Opinión

¡Qué alipori! Critica por no hacer quien se comprometió a tal y nada hizo

Los actuales dirigentes políticos patrios son un desastre morrocotudo, forman un conjunto abominable. A la realidad pura y dura de los hechos constatados, incontrovertibles, irrefutables, me remito. Quien asistiera, verbigracia, a través de la tele de su casa o la radio de su coche, a la última sesión de control al Gobierno, el pasado miércoles, en el Congreso de los Diputados, siempre que quien enjuicie al respecto no sea un fanático redomado, de tomo y lomo, de uno u otro partido político o formación ideológica, abundará con mi diagnóstico o parecer. Habrá quien arguya, tras leer lo aducido por servidor arriba, que generalizar lleva aparejada e implícita una clara y crasa injusticia. Y debo reconocer sin ambages que no le faltará razón de pensar así y opinar de esa guisa, pero hallar un representante íntegro, de la cabeza a los pies, libre, sensato, con criterio propio, estará de acuerdo conmigo el atento y desocupado lector, sea hembra o varón, de estos renglones torcidos, esa, es una tarea ardua, complicada, intrincada, parecida a la casi meramente imposible de encontrar una aguja en un pajar repleto, pero hasta los topes.

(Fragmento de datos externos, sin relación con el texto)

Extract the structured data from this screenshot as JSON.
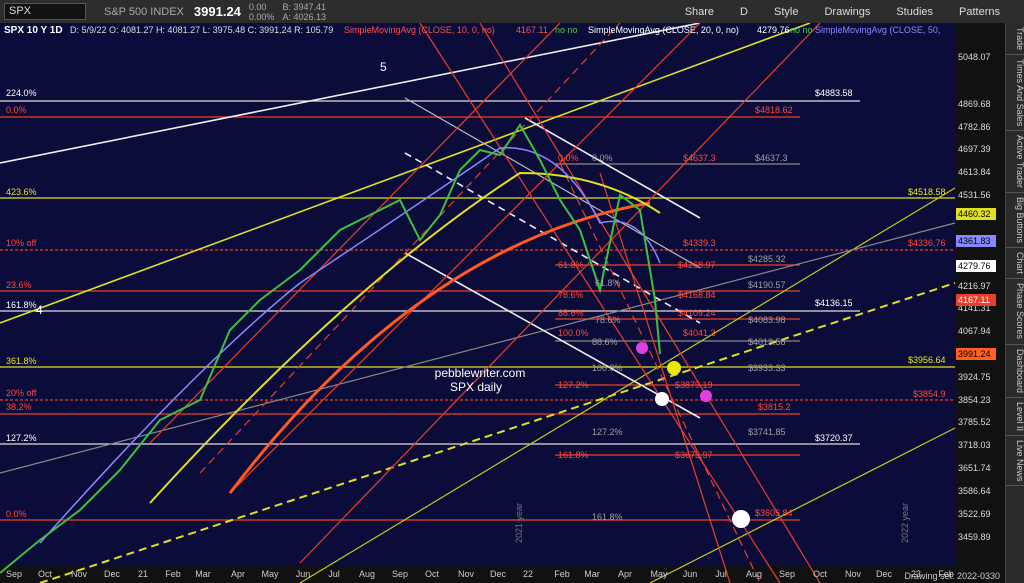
{
  "toolbar": {
    "symbol": "SPX",
    "description": "S&P 500 INDEX",
    "last": "3991.24",
    "change": "0.00",
    "change_pct": "0.00%",
    "bid": "B: 3947.41",
    "ask": "A: 4026.13",
    "buttons": [
      "Share",
      "D",
      "Style",
      "Drawings",
      "Studies",
      "Patterns"
    ]
  },
  "header": {
    "instrument": "SPX 10 Y 1D",
    "ohlc": "D: 5/9/22  O: 4081.27  H: 4081.27  L: 3975.48  C: 3991.24  R: 105.79",
    "studies": [
      {
        "name": "SimpleMovingAvg (CLOSE, 10, 0, no)",
        "value": "4167.11",
        "flags": "no  no"
      },
      {
        "name": "SimpleMovingAvg (CLOSE, 20, 0, no)",
        "value": "4279.76",
        "flags": "no  no"
      },
      {
        "name": "SimpleMovingAvg (CLOSE, 50,"
      }
    ]
  },
  "price_axis": [
    "5048.07",
    "4869.68",
    "4782.86",
    "4697.39",
    "4613.84",
    "4531.56",
    "4216.97",
    "4141.31",
    "4067.94",
    "3924.75",
    "3854.23",
    "3785.52",
    "3718.03",
    "3651.74",
    "3586.64",
    "3522.69",
    "3459.89"
  ],
  "price_tags": [
    "4460.32",
    "4361.83",
    "4279.76",
    "4167.11",
    "3991.24"
  ],
  "time_axis": [
    "Sep",
    "Oct",
    "Nov",
    "Dec",
    "21",
    "Feb",
    "Mar",
    "Apr",
    "May",
    "Jun",
    "Jul",
    "Aug",
    "Sep",
    "Oct",
    "Nov",
    "Dec",
    "22",
    "Feb",
    "Mar",
    "Apr",
    "May",
    "Jun",
    "Jul",
    "Aug",
    "Sep",
    "Oct",
    "Nov",
    "Dec",
    "23",
    "Feb"
  ],
  "annotations": [
    "224.0%",
    "0.0%",
    "423.6%",
    "10% off",
    "23.6%",
    "161.8%",
    "361.8%",
    "20% off",
    "38.2%",
    "127.2%",
    "0.0%",
    "$4883.58",
    "$4818.62",
    "0.0%",
    "0.0%",
    "$4637.3",
    "$4637.3",
    "$4518.58",
    "$4336.76",
    "$4339.3",
    "61.8%",
    "$4268.97",
    "$4285.32",
    "78.6%",
    "$4168.84",
    "$4136.15",
    "61.8%",
    "$4190.57",
    "88.6%",
    "$4109.24",
    "78.6%",
    "$4083.98",
    "100.0%",
    "$4041.3",
    "88.6%",
    "$4013.58",
    "$3956.64",
    "100.0%",
    "$3933.33",
    "127.2%",
    "$3879.19",
    "$3854.9",
    "$3815.2",
    "127.2%",
    "$3741.85",
    "$3720.37",
    "161.8%",
    "$3673.97",
    "161.8%",
    "$3605.84"
  ],
  "wave_labels": [
    "5",
    "4"
  ],
  "watermark": [
    "pebblewriter.com",
    "SPX daily"
  ],
  "year_labels": [
    "2021 year",
    "2022 year"
  ],
  "sidebar": [
    "Trade",
    "Times And Sales",
    "Active Trader",
    "Big Buttons",
    "Chart",
    "Phase Scores",
    "Dashboard",
    "Level II",
    "Live News"
  ],
  "footer": "Drawing set: 2022-0330"
}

Con todo lo que ha acaecido en España durante las últimas jornadas, en el supuesto de que Ramón María Valle Peña, Valle-Inclán, aún se hallara vivo entre nosotros y no chocheara, hubiera acopiado material de sobra para, una vez hubiera sido metamorfoseado por él a su antojo, sería coser y cantar montar un esperpento diuturno, de tres, seis o diez actos, de hilarantes animalización y reificación de personajes desopilantes, meros peleles.

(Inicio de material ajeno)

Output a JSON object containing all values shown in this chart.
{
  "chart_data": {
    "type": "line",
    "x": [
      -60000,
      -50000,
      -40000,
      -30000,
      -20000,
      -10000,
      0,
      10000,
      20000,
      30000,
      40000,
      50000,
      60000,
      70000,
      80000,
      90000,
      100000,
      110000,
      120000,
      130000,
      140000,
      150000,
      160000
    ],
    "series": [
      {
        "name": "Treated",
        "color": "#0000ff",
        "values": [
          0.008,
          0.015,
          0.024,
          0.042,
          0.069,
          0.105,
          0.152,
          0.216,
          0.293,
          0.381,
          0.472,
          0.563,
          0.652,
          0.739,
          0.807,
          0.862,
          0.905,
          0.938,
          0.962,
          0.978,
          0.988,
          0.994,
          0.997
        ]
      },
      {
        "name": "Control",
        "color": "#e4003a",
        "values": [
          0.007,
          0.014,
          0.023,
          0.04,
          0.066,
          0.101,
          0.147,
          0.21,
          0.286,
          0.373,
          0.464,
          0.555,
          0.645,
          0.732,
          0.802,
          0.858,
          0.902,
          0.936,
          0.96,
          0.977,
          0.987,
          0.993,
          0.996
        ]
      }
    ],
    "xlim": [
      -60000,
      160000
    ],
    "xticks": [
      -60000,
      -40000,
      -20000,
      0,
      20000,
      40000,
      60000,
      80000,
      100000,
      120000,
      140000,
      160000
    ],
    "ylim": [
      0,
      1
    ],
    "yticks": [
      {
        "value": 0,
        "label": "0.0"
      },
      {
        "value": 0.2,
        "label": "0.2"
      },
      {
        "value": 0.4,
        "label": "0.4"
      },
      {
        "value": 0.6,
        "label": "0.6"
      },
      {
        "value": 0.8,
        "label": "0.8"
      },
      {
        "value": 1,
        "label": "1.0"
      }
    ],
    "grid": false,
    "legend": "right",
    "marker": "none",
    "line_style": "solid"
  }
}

Han pasado siete meses largos desde que el doctor Iñaki Alberdi y parte de su excelente equipo de cirujanos me extirparon la vesícula biliar en el Hospital “Reina Sofía”, HRS, de Tudela. La intervención quirúrgica aconteció el pasado 13 de marzo, viernes. Recuerdo cómo, apenas unas horas después, vi en la tele de la habitación al presidente del Gobierno, Pedro Sánchez, que, desde el Palacio de La Moncloa, tras el oportuno y preceptivo Consejo de Ministros, comparecía ante los mass media y la opinión pública para comunicar que este órgano colegiado había decidido, de consuno, decretar el estado de alarma, de acuerdo con lo dispuesto en el artículo 116 de la Constitución Española vigente. Bueno, pues, desde aquel lejano y sugerido 14 de marzo, el Ejecutivo continúa sin hacer los deberes que se autoimpuso, porque sigue nonata la herramienta jurídica que se podría esgrimir, en el caso de existir, para afrontar y gestionar con eficacia el descontrol actual de la escurridiza pandemia de la covid-19.

En nuestro país hay un sinfín de labores que se han de llevar a cabo sin falta, pero salvar vidas (o, por urdirlo de otro modo, hacer todo cuanto esté en nuestras manos para que el número de personas que fallezcan por causa del patógeno de marras, el SARS-CoV-2, sea el menor, si no ocupa el primer puesto, tendría que ocuparlo en el orden de preferencia o prelación, sin objeción posible), según mi perspectiva o punto de vista sobre el estado de las cosas y de los casos que más nos debería preocupar, tendría que ser la prioritaria.

No recuerdo con fidelidad “funesca” o “funiana” (si se acepta como válido alguno de los adjetivos propuestos que he ideado a partir de Funes el memorioso, el proverbial personaje que salió del magín de Jorge Luis Borges) los vocablos que usó el presidente Sánchez en la Cámara Baja ni los que profirió la vicepresidenta primera Calvo en la Alta, sobre dicho particular, pero sí el espíritu de los mismos; bueno, pues, el Gobierno, durante el estío, se fue de vacaciones sin merecérselas, por esta razón de peso: las buenas palabras aducidas y el compromiso adquirido que contenían devinieron agua de borrajas o cerrajas, nada (de nada).

¡Qué alipori! Critica por no hacer quien se comprometió a tal y nada hizo.

Ahora bien, una vez trenzado lo previsto, el varapalo al Ejecutivo, conviene no olvidar ni echar en saco roto otro, del mismo jaez, que cabría dirigir a la oposición, porque sus partidos (en sentido estricto, sus dirigentes) no están exentos de su parte alícuota de culpa en el hodierno y variopinto desaguisado, por supuesto.